Vor uns standen zwei Typen von furchterregend durchschnittli chem Aussehen, schweigend, jeder hielt eine Knarre in der Hand.
Also, in jedem Spionagestreifen, den ich bisher gesehen hatte, machten sich die bösen Burschen an dieser Stelle selbst zu Narren, indem sie losplapperten, sich hämisch freuten, ihr Vorhaben verrieten und so dem dummen Helden die Chance zu einer ungeschickten Verteidigung boten. Ich war Realist genug, um zu wissen, daß diese Burschen alles andere als Narren waren. Ich fragte mich, ob ich noch Zeit genug haben würde, den Schuß zu hören. (Das habe ich mich schon immer gefragt. Und tue es heute noch.)
Aber Randy war auch ein Realist und absolut nicht dumm. Er wußte so gut wie ich, daß wir auf verlorenem Posten standen und uns nicht durch schöne Worte herausreden konnten.
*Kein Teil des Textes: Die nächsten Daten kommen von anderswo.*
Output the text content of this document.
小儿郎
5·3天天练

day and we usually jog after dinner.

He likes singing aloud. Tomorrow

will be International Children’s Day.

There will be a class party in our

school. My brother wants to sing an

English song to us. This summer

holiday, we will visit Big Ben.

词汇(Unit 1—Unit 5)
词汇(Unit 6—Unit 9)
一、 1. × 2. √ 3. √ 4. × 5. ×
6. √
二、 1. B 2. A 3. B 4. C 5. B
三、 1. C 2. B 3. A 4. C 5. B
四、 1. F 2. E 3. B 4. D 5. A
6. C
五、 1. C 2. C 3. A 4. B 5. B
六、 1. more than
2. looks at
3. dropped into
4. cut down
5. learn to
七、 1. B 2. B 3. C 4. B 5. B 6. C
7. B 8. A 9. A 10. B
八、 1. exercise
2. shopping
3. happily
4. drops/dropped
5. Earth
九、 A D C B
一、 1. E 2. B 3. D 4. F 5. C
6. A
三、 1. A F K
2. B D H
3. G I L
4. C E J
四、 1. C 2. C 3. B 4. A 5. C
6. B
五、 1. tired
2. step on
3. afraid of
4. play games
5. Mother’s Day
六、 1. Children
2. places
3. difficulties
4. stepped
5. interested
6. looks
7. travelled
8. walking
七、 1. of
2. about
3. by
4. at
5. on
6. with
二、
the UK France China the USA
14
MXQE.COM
Er reagierte blitzschnell; er schnappte sich den nächsten greifbaren Gegenstand und schleuderte ihn den beiden Clowns entgegen. Der nächste greifbare Gegenstand war die Zeitmaschine.
Vor mir erstarrten zwei erstaunte Gesichter zu Eis. Dann duckte sich ein Kerl zur Seite weg. Der andere warf im Reflex seinen Pistolenarm hoch, um das fliegende Objekt abzuwehren. Es gelang ihm; da war ein Klicken, ein blauer Blitz, das übliche Knacken der Luft und ein Schrei. Die Maschine landete zusammen mit dem Revolver und ein paar blutigen Fingern auf dem Betonfußboden, gefolgt von der heulenden und zappelnden Gestalt des Revolverhelden, dessen rechter Arm bis zum Bizeps hinauf verschwunden war.
Ich zögerte eine Sekunde, die mich fast das Leben gekostet hat. Dann schleuderte ich alles, was mir zwischen die Finger kam – einen Stoß Computerbögen nämlich – dem anderen entgegen. Aus geduckter Position feuerte er einen Schuß ab. Die Kugel zischte durch die Papierwolke an meinem Ohr vorbei und traf die gegenüberliegende Wand. Randy warf sich auf ihn und brach mit einem harten Tritt den Arm, der die Pistole hielt. Randy und er schrieen vor Schmerzen auf, denn Randy hatte sich fast den Fußspann gebrochen. Die Knarre landete vor meinen Füßen. Ich nahm sie mir und hielt die beiden Ganoven in Schach.
Randys Adrenalinspiegel schwappte über, und er schäumte vor Wut. „Das ist die Rache für deinen Arm, Lou!“ schrie er. „Zwei zu eins für dich!“ Beim Anblick des ersten Kerls, der den ganzen Boden vollblutete, mußte ich gegen meinen nach oben wollenden Mageninhalt ankämpfen. Er brauchte schnellstens Hilfe, also wandte ich meine Aufmerksamkeit von ihm ab und versuchte, Randy zu beruhigen. Um ganz ehrlich zu sein, es war mir egal, ob der Halunke verblutete oder nicht, aber ich mußte auf meinen Magen Rücksicht nehmen.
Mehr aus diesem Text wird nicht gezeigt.